В понимании двух природ во Христе как Софии Божественной и Софии тварной обнаруживается ошибочность и софиологических предпосылок богословия Булгакова, и пути, которому он следовал. Ошибки, допущенные Булгаковым в толковании Боговоплощения и Богочеловечества Иисуса Христа, накладывают отпечаток на мн. построения в его христологии. В концепции кеносиса это проявилось в ложном учении о том, что «ипостась Логоса, переставая быть для Себя божественною ипостасью, становится ипостасью человеческой» [11, с.257], в учении о «сыновстве» как предвечном ипостасном кеносисе во Св. Троице, к которому Булгаков возводит кеносис в Боговоплощении Сына Божия, в представлении о «со-умирании» Божественной Ипостаси в смерти, «ибо Она есть Ипостась Его человечества» [11, с.343] и др.

Заключение

Итак, рассмотрение проблемы философского и религиозного мифотворчества в учении С.Н. Булгакова показывает, что философ так и остался верен «социальному христианству». Но если в свой «социологический» период он его непосредственно исповедывал, стойко отвергая соблазн корпоративного отрицания этой идеи, то в «богословский» период он попытался догматически обосновать ее. Но в своей попытке богословского обоснования христианской социальности Булгаков потерпел неудачу. Причина, как представляется, в том, что ее обоснование Булгаков искал не там: оно не в онтологии, а в этике. Церковь должна заниматься социальными проблемами по любви к ближнему. Именно потому, что Церковь больше мира, она должна послужить миру в его социальном преображении. Ведь сказано: «больший из вас да будет вам слуга».

Булгаков ушел из этого мира в 1944 г. В предсмертном инсульте, длившемся 40 дней, его лицо, по свидетельствам очевидцев, было удивительно одухотворенным. Было видно, что он живет необычайно интенсивной внутренней жизнью. Что он видел духовными очами – гармонию Божественных сфер, Софию или новое христианство, актуально исповедующее идею Богочеловечества? Кто знает. Но возникает уверенность: Бог забрал не «еретика», а принял в лоно Отчее христианина, богослова и верного сына Церкви. Булгаков остался в умах современников крупнейшим христианским мыслителем, умевшим совмещать верность православным догматам с богословским творчеством. А значит, снова и снова мы должны пытаться понять замечательную логику булгаковской мысли.

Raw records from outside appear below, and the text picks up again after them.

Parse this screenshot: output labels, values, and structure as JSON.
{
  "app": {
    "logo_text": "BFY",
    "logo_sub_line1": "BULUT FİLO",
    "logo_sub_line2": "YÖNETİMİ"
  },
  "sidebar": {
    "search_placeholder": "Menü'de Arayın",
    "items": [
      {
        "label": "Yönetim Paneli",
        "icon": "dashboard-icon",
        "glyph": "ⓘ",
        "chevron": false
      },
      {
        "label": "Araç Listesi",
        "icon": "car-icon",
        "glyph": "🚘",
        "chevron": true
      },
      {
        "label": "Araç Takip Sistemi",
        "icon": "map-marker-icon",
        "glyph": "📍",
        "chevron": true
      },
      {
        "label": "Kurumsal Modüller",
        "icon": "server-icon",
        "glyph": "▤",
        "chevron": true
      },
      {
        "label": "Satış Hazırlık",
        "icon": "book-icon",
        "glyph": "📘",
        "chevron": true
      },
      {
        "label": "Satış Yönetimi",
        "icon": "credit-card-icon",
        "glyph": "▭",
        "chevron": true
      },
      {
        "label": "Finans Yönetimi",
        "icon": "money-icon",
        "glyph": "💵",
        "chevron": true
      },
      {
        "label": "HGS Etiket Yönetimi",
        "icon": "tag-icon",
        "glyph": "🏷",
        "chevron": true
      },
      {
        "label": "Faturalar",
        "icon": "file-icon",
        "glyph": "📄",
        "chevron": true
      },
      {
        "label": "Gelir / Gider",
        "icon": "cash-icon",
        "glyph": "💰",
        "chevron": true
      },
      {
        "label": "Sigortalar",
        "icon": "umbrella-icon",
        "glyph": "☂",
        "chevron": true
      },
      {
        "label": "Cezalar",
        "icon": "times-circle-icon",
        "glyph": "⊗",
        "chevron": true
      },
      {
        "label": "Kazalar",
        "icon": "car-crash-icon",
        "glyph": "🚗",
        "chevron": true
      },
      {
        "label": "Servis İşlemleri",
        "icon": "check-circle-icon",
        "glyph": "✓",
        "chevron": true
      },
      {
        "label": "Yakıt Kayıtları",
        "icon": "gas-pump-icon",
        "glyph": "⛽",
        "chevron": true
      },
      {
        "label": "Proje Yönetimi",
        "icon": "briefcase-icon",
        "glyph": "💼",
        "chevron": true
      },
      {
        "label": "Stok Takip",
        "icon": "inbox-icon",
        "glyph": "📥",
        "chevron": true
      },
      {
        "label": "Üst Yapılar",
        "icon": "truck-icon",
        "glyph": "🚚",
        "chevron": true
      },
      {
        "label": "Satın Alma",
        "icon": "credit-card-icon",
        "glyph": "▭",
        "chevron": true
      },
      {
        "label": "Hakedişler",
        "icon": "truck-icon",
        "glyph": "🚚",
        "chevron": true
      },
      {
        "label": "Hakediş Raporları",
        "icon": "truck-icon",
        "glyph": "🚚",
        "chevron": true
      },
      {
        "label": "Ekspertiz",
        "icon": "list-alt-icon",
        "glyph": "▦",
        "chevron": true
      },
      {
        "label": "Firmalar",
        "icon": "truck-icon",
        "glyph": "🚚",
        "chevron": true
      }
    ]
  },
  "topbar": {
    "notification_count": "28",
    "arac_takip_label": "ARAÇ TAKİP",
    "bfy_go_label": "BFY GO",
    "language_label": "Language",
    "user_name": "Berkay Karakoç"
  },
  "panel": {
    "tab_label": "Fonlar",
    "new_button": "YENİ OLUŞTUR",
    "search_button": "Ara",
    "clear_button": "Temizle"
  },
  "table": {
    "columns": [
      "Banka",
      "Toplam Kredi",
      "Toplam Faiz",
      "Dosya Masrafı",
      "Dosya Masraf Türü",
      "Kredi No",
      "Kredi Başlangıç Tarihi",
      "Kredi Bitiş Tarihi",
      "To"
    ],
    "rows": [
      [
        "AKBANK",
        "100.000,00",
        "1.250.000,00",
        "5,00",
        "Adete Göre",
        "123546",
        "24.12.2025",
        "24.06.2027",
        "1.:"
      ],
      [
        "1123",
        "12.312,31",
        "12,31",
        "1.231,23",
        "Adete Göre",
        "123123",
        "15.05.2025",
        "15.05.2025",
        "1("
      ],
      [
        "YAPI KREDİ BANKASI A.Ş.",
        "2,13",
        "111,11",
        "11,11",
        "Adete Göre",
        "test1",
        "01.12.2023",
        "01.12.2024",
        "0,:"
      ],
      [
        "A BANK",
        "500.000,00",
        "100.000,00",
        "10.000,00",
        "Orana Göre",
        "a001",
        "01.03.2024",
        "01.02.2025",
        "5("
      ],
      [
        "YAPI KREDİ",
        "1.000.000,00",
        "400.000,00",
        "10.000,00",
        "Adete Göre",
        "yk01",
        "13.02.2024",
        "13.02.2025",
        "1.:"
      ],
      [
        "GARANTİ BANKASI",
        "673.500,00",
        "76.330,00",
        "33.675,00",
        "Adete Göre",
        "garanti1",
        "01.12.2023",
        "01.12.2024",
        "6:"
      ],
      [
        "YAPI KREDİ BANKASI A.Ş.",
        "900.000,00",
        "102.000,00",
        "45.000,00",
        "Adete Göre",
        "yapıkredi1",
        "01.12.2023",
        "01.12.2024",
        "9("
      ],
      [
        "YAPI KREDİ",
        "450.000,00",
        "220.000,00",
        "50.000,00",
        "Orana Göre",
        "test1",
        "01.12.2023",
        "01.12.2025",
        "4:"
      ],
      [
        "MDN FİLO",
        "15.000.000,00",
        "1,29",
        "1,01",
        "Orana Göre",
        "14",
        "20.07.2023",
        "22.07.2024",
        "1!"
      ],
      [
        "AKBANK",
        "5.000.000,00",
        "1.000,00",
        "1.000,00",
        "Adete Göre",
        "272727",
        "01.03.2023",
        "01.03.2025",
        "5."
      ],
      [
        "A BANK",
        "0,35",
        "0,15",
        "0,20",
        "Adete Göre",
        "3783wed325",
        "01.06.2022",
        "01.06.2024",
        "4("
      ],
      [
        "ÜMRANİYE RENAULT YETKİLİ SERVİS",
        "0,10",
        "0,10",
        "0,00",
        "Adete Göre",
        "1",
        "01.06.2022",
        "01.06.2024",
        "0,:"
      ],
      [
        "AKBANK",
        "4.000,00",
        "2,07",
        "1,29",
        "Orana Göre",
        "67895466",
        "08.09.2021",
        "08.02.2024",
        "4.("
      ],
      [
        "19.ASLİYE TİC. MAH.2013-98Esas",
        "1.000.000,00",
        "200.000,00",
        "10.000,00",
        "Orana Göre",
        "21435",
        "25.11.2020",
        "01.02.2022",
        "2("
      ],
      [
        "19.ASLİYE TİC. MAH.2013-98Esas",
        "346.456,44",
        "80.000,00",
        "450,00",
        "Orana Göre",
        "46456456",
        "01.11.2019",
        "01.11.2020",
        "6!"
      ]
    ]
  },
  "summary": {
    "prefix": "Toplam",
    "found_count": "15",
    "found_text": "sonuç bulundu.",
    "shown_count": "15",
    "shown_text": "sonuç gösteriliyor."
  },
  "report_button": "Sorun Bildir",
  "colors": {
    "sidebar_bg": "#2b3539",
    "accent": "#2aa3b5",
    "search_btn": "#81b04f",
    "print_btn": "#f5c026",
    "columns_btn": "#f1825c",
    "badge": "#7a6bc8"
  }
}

Прозрения отца Сергия Булгакова должны стать и нашими прозрениями, а умозрительные искушения, которые он испытал, предупредить от повторения ошибок, – чтобы история стала, наконец, учительницей жизни и мысли.

Список использованной литературы:

1. Агнец Божий: О Богочеловечестве. Ч. 1. – П., 1933; – М., 2000.

2. Булгаков. Из дневника // Pro et contra.

3. Главы о Троичности // Переизд. в: Булгаков С., прот. Труды о Троичности.

4. Запись 1942 г. «Мое рукоположение» // Pro et contra.

5. Зандер Л.А. Бог и Мир. – П., 1948. – Т. 2.

6. Ипостась и ипостасность Переизд. в: Булгаков С., прот. Труды о Троичности. – М., 2001.

7. 1 Кор 2. 7; Еф 1. 3-14; 3. 8-11 и ап. Петр 19-20.

8. Купина Неопалимая: Опыт догматич. истолкования некоторых черт в правосл. почитании Богоматери. – П., 1927.

9. Лосский О.Н. Спор о Софии: «Докладная записка» прот. С. Булгакова и смысл Указа Московской Патриархии. – П., 1936.

10. Мужское и женское в Божестве. Мужское и женское // С.Н. Булгаков: Религ.-филос. путь.

11. Невеста Агнца: О Богочеловечестве. Ч. 3. – П., 1945.

11а. Автобиографические заметки. – П., 1946.

12. Свет Невечерний: Созерцания и умозрения. Серг. – П., 1917.

13. Современное арианство // Тихие думы. – 1918.

14. София, Премудрость Божия. Гл. 3: «София Божественная и София тварная». – Л. 1; цит. по автографу рукописи, хранящейся в архиве Православного богословского института в Париже.

15. Трагедия философии // Булгаков С.Н. Соч.: В 2 т. – М., 1993. – Т. 1.